= Robert Stone (silversmith) =

Robert Edgar Stone (1903–1990) was an English silversmith who worked in the mid-20th century and was noted for hand-crafted commissions.

Candestick made by Robert Stone

==Early life and education==
Stone was born in 1903 in London, son of a carpenter, Arthur Stone, and Ada, née Scantlebury. A childhood accident that nearly resulted in the loss of his arm affected his education, limiting the possible trades he could enter, and at 14 he began training in the silversmithing department of London's Central School of Arts and Crafts.

His work at the School resulted in a two-year travelling scholarship from the Worshipful Company of Goldsmiths, under which he travelled throughout western Europe and trained in Paris at La Maison Hénin. Stone established a workshop, in time took on apprentices, and in 1939 was made a liveryman of the Goldsmiths Company.

==Later career==
Stone's workshop produced works primarily of sterling silver. It was closed for the duration of World War II, during which he worked on torpedo testing in Scotland. He resumed work in London after the war, continuing to train apprentices and produce works at his workshop at 20 Garrick Street, where by 1955 he had trained seven apprentices. He continued to work at Garrick Street until 1964. He later operated from a workshop in his home at Portincaple, on the west coast of Scotland, until 1980. Stone died in 1990.

==Major works==
Stone's works were distinguished by being hand crafted throughout his career, during an era of increasing mass production of goods such as silverware. He was responsible for a number of major commissions, including a cross and candlesticks for the Temple Church, London; an altar cross for the Wren Chapel, Pembroke College, Cambridge, and a rosebowl made from palladium, a rarely used precious metal, prepared for the Institute of Metallurgy as a gift to Princess Margaret.
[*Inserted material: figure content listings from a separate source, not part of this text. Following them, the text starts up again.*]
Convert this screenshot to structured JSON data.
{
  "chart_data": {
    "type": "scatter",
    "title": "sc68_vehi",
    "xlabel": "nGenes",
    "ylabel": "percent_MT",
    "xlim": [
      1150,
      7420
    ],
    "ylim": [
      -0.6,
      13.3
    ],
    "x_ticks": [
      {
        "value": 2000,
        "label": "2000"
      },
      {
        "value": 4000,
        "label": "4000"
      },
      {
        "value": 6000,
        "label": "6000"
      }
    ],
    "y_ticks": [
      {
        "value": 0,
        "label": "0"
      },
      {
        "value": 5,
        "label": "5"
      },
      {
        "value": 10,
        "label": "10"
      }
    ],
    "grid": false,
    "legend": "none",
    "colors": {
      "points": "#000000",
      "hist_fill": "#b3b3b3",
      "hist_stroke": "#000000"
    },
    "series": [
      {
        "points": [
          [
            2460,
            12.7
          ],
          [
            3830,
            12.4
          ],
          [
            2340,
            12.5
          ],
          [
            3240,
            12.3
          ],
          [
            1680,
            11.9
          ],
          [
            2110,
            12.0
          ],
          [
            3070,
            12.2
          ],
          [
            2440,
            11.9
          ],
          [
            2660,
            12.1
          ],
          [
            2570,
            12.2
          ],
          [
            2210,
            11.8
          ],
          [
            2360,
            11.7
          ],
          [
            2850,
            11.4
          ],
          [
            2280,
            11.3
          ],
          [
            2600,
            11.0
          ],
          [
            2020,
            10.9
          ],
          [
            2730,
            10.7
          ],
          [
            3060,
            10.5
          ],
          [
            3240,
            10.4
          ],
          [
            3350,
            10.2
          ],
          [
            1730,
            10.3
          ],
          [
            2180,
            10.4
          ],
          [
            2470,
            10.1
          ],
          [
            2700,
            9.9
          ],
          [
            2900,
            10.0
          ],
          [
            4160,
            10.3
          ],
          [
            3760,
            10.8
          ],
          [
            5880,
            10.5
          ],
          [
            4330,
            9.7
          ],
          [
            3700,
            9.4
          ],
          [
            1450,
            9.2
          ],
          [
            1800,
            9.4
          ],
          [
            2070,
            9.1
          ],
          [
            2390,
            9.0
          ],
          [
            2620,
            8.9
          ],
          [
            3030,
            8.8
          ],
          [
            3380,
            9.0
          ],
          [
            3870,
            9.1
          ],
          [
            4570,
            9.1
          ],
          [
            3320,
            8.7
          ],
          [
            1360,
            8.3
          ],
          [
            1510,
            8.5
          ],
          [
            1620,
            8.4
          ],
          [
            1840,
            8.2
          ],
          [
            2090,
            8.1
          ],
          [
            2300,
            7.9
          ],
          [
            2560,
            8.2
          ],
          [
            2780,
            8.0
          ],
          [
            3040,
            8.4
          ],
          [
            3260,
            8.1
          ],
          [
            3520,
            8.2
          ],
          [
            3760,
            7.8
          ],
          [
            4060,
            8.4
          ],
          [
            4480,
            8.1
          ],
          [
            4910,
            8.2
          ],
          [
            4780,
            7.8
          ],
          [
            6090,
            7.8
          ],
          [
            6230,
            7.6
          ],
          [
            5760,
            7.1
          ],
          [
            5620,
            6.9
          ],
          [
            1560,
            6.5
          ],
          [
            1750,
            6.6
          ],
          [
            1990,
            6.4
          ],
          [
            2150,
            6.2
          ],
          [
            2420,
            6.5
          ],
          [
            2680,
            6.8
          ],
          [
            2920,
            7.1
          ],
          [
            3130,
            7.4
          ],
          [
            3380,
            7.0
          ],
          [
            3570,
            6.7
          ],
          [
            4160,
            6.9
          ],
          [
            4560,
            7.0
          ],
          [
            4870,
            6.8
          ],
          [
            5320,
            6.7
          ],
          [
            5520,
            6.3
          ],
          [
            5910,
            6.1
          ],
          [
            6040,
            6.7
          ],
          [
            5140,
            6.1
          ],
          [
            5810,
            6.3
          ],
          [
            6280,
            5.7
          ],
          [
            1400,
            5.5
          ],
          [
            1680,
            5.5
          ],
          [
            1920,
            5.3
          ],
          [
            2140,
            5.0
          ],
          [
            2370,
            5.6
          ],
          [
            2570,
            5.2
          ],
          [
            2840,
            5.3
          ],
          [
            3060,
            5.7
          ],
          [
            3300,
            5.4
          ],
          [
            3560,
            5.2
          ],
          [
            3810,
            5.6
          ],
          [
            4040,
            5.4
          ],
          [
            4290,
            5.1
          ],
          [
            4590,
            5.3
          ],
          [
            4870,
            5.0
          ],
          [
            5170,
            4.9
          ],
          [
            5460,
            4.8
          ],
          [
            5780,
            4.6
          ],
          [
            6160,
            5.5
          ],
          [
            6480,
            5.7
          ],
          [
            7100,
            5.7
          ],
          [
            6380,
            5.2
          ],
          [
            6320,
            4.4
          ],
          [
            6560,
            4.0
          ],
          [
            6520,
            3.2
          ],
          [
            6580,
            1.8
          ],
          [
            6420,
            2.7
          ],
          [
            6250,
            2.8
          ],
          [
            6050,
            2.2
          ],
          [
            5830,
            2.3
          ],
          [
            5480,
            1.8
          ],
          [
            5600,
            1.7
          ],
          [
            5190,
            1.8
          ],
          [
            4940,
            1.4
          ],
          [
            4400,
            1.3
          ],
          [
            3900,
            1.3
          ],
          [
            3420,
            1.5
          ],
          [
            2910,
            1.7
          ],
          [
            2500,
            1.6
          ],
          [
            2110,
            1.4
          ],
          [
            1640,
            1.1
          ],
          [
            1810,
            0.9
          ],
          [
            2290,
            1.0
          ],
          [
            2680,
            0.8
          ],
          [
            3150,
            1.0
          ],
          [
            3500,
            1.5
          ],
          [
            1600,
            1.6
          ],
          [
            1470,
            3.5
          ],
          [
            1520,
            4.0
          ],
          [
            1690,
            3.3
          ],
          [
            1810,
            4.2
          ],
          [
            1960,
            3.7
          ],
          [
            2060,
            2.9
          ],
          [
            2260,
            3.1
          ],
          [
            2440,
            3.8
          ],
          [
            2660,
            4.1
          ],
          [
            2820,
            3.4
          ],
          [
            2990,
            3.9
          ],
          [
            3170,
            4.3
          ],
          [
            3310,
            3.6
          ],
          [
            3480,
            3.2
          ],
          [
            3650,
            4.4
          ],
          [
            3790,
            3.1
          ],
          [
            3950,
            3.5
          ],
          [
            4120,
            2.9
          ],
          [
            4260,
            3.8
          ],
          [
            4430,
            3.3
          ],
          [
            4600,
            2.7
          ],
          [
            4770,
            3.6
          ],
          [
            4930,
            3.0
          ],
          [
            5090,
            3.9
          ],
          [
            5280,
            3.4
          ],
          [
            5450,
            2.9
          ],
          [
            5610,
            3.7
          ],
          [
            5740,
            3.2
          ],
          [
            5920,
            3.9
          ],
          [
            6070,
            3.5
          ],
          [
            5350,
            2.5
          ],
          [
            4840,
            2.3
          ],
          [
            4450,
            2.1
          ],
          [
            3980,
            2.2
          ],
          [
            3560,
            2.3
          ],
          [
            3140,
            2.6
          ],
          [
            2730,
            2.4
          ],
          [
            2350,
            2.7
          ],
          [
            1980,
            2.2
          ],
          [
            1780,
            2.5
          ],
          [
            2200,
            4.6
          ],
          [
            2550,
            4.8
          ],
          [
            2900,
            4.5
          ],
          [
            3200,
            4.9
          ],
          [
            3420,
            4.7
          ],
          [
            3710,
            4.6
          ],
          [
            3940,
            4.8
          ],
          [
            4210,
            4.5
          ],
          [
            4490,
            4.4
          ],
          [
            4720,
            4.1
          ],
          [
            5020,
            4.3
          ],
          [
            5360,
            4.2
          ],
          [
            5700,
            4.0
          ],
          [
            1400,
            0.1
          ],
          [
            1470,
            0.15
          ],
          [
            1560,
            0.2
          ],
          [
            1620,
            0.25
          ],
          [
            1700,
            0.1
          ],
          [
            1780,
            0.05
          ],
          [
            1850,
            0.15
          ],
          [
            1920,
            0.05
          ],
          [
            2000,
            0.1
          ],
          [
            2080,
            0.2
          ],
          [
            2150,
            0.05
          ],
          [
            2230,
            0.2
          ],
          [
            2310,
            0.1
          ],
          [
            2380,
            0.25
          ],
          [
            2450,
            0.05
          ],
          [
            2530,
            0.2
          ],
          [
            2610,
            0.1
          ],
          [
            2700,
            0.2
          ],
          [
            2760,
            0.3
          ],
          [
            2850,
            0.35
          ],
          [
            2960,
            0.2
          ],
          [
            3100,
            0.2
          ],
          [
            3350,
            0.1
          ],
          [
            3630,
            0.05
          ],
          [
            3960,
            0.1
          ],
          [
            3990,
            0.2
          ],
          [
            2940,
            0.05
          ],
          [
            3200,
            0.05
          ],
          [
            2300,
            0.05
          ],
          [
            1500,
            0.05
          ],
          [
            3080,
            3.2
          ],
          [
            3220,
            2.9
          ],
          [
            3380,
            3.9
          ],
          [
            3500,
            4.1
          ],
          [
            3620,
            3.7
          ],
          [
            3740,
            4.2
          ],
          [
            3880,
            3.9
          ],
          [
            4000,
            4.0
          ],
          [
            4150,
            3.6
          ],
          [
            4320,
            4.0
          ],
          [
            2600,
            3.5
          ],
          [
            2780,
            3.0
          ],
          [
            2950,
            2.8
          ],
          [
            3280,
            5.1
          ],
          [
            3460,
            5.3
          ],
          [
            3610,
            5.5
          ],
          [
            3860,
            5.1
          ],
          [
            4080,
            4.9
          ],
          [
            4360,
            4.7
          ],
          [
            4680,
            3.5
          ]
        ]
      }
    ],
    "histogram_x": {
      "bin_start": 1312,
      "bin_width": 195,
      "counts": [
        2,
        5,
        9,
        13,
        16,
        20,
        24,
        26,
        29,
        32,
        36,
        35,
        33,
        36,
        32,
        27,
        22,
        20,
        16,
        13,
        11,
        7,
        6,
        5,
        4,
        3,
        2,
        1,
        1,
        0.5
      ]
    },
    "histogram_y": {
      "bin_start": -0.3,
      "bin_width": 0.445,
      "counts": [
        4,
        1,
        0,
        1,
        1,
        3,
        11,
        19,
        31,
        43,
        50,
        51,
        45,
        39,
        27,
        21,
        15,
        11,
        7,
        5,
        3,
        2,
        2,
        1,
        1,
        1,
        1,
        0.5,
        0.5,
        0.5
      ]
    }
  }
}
Stone featured in a book by Australian businessman and collector Aubrey H L Gibson, who in The Rosebowl describes Gibson's visit to Stone's workshop where he learns some basics of silversmithing, and the creation by Stone of a rosebowl commissioned by Gibson.

==Personal life==
Stone married Dorothy Rae in 1929 and had two daughters, Jean (also a silversmith) and Christine (a painter). His papers are archived at the Victoria & Albert Museum Archive of Art and Design.